Your code never leaves your machine.

archaeo stores everything in a local SQLite database at .archaeo/index.db. The only external calls are:

  • GitHub API — to fetch PR descriptions (optional, needs token)
  • Gemini API — to synthesise the final answer from pre-filtered commits

The embedding model runs fully locally using @xenova/transformers.
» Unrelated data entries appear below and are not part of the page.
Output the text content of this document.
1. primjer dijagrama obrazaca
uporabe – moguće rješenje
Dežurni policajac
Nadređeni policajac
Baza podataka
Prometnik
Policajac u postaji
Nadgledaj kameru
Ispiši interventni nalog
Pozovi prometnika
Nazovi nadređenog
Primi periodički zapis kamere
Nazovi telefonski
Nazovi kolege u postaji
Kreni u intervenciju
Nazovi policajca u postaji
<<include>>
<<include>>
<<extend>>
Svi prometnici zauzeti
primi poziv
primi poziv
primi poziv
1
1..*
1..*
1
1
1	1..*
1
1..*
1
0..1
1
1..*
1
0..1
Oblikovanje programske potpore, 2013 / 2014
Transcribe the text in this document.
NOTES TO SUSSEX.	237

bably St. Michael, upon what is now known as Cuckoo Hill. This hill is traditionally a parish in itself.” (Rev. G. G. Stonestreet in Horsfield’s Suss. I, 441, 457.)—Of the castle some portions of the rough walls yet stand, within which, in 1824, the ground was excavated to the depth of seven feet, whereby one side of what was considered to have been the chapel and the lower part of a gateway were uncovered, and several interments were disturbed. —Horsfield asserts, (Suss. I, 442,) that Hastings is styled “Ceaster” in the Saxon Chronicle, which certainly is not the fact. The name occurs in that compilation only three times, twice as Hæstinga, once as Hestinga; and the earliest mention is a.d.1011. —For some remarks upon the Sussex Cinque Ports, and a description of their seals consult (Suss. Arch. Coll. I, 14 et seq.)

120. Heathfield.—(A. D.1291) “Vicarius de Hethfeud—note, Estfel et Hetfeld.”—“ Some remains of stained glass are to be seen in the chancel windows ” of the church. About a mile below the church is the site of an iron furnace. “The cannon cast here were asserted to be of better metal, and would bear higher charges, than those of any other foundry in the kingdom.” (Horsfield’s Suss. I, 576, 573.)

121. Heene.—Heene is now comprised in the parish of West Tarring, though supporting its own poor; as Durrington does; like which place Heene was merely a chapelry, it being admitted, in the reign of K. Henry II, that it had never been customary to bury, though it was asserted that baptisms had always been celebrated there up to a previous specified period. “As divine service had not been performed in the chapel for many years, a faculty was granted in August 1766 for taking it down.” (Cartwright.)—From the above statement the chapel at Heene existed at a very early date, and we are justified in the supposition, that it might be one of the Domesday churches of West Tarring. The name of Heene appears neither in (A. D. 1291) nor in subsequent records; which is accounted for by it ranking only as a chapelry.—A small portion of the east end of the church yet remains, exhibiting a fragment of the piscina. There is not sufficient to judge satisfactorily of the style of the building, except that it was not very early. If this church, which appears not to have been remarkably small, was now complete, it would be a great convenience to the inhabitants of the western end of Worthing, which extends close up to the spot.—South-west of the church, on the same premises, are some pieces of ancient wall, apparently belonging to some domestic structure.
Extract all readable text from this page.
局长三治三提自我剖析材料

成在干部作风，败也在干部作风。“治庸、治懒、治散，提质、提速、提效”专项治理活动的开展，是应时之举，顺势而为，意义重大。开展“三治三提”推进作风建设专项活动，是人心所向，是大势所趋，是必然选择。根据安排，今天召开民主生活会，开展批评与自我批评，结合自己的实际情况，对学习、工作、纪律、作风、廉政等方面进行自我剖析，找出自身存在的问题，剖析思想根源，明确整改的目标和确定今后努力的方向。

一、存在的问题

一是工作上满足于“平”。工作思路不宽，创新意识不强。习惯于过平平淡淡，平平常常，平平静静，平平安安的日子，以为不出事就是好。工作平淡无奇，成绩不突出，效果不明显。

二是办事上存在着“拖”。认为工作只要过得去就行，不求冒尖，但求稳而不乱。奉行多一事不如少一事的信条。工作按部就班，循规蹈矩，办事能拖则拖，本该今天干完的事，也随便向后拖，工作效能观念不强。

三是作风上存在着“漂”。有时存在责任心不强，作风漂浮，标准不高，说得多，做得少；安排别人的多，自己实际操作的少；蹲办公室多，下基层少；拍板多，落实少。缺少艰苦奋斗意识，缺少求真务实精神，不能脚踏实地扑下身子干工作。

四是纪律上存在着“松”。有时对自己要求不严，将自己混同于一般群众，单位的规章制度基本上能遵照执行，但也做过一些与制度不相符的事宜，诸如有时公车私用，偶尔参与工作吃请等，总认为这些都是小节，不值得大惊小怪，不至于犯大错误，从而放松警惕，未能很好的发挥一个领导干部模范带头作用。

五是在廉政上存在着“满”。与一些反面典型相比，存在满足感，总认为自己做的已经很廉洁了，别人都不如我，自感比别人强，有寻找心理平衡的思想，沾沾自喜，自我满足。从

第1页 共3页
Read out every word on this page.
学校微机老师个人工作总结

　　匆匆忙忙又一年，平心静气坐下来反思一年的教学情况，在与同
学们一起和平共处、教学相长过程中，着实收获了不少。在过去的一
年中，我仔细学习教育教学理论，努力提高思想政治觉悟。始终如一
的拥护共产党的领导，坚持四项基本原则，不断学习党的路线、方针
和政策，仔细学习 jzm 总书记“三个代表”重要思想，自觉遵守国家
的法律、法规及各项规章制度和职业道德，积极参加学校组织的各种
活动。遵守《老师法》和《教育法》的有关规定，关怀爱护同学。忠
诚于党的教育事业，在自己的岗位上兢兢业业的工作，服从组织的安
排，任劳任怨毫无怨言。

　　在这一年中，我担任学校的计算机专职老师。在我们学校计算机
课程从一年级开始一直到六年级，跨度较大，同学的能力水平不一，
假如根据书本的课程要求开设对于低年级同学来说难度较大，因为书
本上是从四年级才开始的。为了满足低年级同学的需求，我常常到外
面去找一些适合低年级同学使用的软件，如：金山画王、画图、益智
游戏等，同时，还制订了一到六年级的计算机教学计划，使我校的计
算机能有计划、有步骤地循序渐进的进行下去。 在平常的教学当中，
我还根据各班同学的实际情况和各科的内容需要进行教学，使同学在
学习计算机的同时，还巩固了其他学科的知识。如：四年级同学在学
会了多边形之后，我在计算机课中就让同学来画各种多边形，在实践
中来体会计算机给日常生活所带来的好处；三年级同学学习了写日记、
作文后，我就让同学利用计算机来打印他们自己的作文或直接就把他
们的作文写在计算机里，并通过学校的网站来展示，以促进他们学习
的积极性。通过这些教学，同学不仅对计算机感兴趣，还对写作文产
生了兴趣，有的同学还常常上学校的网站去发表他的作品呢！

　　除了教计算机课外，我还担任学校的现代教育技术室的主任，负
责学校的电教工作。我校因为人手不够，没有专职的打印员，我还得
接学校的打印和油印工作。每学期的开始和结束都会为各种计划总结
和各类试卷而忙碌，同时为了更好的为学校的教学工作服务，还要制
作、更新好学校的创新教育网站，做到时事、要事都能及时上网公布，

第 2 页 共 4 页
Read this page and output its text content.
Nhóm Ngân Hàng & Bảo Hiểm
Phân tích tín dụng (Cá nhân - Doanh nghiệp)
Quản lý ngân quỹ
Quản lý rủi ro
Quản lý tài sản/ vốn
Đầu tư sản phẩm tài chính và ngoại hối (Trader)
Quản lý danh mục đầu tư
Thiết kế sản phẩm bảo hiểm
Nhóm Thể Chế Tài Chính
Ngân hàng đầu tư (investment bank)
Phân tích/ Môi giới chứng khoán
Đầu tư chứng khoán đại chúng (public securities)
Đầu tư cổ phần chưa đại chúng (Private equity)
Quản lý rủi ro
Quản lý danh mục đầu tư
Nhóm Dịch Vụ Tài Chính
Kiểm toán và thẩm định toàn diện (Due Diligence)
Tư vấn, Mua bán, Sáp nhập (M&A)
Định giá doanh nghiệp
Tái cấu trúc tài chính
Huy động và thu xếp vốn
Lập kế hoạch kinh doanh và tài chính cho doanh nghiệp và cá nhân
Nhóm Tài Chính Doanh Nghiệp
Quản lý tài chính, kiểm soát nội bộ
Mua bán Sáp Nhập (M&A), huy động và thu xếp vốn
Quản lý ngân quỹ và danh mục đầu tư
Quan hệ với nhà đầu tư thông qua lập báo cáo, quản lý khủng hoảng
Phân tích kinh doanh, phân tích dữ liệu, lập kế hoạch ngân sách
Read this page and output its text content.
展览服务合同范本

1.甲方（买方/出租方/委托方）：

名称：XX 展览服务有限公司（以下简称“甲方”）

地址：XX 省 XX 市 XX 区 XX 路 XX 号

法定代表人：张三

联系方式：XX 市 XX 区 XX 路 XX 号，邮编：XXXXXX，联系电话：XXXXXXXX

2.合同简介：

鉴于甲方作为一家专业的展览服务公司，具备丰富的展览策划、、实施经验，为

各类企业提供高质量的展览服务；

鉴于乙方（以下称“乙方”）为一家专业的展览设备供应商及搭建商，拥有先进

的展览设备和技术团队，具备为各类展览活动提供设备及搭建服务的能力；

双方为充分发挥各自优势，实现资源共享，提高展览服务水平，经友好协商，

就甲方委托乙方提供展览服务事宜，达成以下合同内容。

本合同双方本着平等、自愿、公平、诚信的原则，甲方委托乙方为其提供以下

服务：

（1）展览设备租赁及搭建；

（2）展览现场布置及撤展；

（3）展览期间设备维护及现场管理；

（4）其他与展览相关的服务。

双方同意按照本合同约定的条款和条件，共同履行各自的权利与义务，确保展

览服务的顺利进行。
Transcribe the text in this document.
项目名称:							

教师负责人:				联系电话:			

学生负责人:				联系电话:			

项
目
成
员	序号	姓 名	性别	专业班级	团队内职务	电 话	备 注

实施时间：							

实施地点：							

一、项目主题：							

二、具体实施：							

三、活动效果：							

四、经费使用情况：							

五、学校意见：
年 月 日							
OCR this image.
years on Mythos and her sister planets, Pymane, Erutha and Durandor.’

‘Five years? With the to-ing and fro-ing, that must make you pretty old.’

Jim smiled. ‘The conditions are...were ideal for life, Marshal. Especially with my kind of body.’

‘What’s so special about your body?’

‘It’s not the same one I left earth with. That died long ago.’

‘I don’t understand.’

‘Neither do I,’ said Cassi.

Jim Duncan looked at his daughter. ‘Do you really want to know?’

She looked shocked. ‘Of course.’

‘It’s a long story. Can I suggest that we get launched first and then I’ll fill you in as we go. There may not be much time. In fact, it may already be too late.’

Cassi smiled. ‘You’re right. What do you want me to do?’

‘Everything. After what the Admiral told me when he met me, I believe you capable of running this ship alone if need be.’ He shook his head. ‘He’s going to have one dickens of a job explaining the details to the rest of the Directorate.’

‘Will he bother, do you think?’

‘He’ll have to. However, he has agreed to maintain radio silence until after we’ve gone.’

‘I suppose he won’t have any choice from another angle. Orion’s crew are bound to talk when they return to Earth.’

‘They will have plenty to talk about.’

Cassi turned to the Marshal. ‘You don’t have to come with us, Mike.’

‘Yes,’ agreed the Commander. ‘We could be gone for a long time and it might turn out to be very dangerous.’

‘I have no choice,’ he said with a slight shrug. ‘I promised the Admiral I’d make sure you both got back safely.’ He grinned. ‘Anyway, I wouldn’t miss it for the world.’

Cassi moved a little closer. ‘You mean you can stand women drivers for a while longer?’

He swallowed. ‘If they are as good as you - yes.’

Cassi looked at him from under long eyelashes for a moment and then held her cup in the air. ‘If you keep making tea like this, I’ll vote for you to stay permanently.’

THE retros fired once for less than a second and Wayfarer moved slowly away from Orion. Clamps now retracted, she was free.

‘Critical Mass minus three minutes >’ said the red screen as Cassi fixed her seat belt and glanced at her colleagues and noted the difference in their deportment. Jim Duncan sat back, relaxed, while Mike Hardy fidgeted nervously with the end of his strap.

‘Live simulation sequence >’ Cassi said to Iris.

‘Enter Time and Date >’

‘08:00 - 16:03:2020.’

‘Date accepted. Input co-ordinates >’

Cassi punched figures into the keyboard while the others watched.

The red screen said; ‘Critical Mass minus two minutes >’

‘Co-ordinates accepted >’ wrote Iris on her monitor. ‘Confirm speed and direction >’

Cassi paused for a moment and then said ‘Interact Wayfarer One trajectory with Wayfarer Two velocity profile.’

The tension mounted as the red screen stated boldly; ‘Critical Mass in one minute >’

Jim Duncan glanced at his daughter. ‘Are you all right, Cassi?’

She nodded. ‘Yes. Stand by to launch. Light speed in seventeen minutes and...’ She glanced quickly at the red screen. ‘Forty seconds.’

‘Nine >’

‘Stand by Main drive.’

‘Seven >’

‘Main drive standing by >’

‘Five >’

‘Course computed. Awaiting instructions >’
No commit content is ever sent for embedding.


Tech stack

  • Runtime — Node.js 20+ with TypeScript
  • CLI — Commander.js
  • Git — simple-git
  • GitHub — @octokit/rest
  • Embeddings — @xenova/transformers (local, offline)
  • Vector search — sqlite-vec
  • Database — better-sqlite3
  • AI synthesis — Gemini API

Roadmap

  • [ ] VS Code extension — right-click any function to see its full history
  • [ ] Shared team index — institutional memory that survives engineer departures
  • [ ] GitHub PR bot — auto-runs conflict detection on every PR
  • [ ] Slack integration — ask questions from Slack

Contributing

Issues and PRs welcome. This is early — feedback on retrieval quality and edge cases is especially valuable.